Crispin Hughes captures the unseen world between the tides– an empty, wild place in the heart of London. The 18 pictures, each over two metres wide and taking in 360º, capture the play of shadow and light, the massive drowned structures revealed by the ebbing tide and a sense of expectation and foreboding that the river carries with it.
I prefer this photograph out of the Unquiet Thames exhibition,due to it being minimal and not messy. I also like this photo due to the two spots of light at either end of the tunnel. I think having a spot of light, the pole and then another spot of light,makes the photo more interesting. By having each side almost look identical it gives it a sense of symmetry. By having it look like it is symmetrical it starts to make you question whether it is or not, and how they have created this photo. However by having slight changes on each side of the photo it makes a huge difference once you look closer.

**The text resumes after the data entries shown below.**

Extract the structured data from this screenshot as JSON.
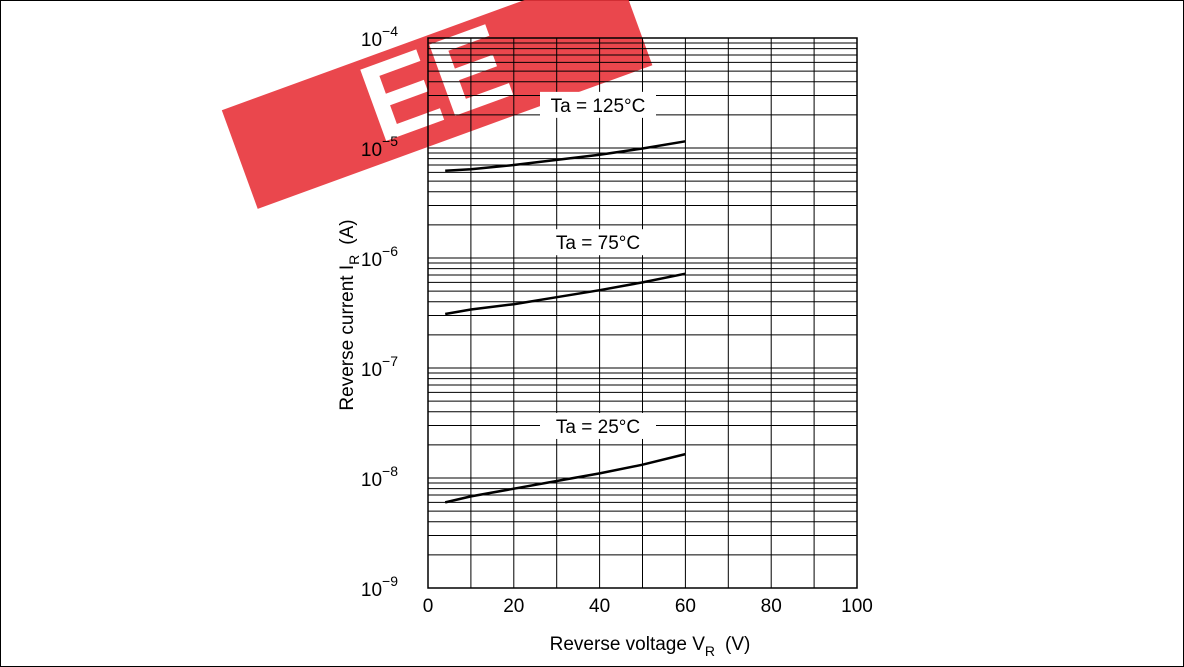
{
  "chart_data": {
    "type": "line",
    "title": "",
    "xlabel": "Reverse voltage  V",
    "xlabel_sub": "R",
    "xlabel_unit": "(V)",
    "ylabel": "Reverse current  I",
    "ylabel_sub": "R",
    "ylabel_unit": "(A)",
    "xlim": [
      0,
      100
    ],
    "ylim": [
      1e-09,
      0.0001
    ],
    "yscale": "log",
    "grid": true,
    "x_ticks": [
      "0",
      "20",
      "40",
      "60",
      "80",
      "100"
    ],
    "y_ticks": [
      {
        "base": "10",
        "exp": "−9"
      },
      {
        "base": "10",
        "exp": "−8"
      },
      {
        "base": "10",
        "exp": "−7"
      },
      {
        "base": "10",
        "exp": "−6"
      },
      {
        "base": "10",
        "exp": "−5"
      },
      {
        "base": "10",
        "exp": "−4"
      }
    ],
    "series": [
      {
        "name": "Ta = 125°C",
        "x": [
          4,
          10,
          20,
          30,
          40,
          50,
          60
        ],
        "y": [
          6.2e-06,
          6.4e-06,
          7e-06,
          7.8e-06,
          8.7e-06,
          9.9e-06,
          1.15e-05
        ]
      },
      {
        "name": "Ta = 75°C",
        "x": [
          4,
          10,
          20,
          30,
          40,
          50,
          60
        ],
        "y": [
          3.1e-07,
          3.4e-07,
          3.8e-07,
          4.4e-07,
          5.1e-07,
          6e-07,
          7.2e-07
        ]
      },
      {
        "name": "Ta = 25°C",
        "x": [
          4,
          10,
          20,
          30,
          40,
          50,
          60
        ],
        "y": [
          6e-09,
          6.8e-09,
          8e-09,
          9.4e-09,
          1.1e-08,
          1.32e-08,
          1.65e-08
        ]
      }
    ],
    "watermark": "EE",
    "colors": {
      "line": "#000000",
      "grid": "#000000",
      "watermark": "#e8333a"
    }
  }
}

I also quite like this photo. It is also from the same exhibition Unquiet Thames,I like this one due to be it being minimalistic like the first. Minimalistic works best with the shoots he takes as if it was full of things I don’t think the photo would have much purpose and it would take away his main focus, which is the Thames.
In both these photos I have chosen I feel like he didn’t need to do much editing to them as both of the photos have two beams of light coming from either side of the shot. The grunge look he has portrayed makes the water look really muddy and unappealing.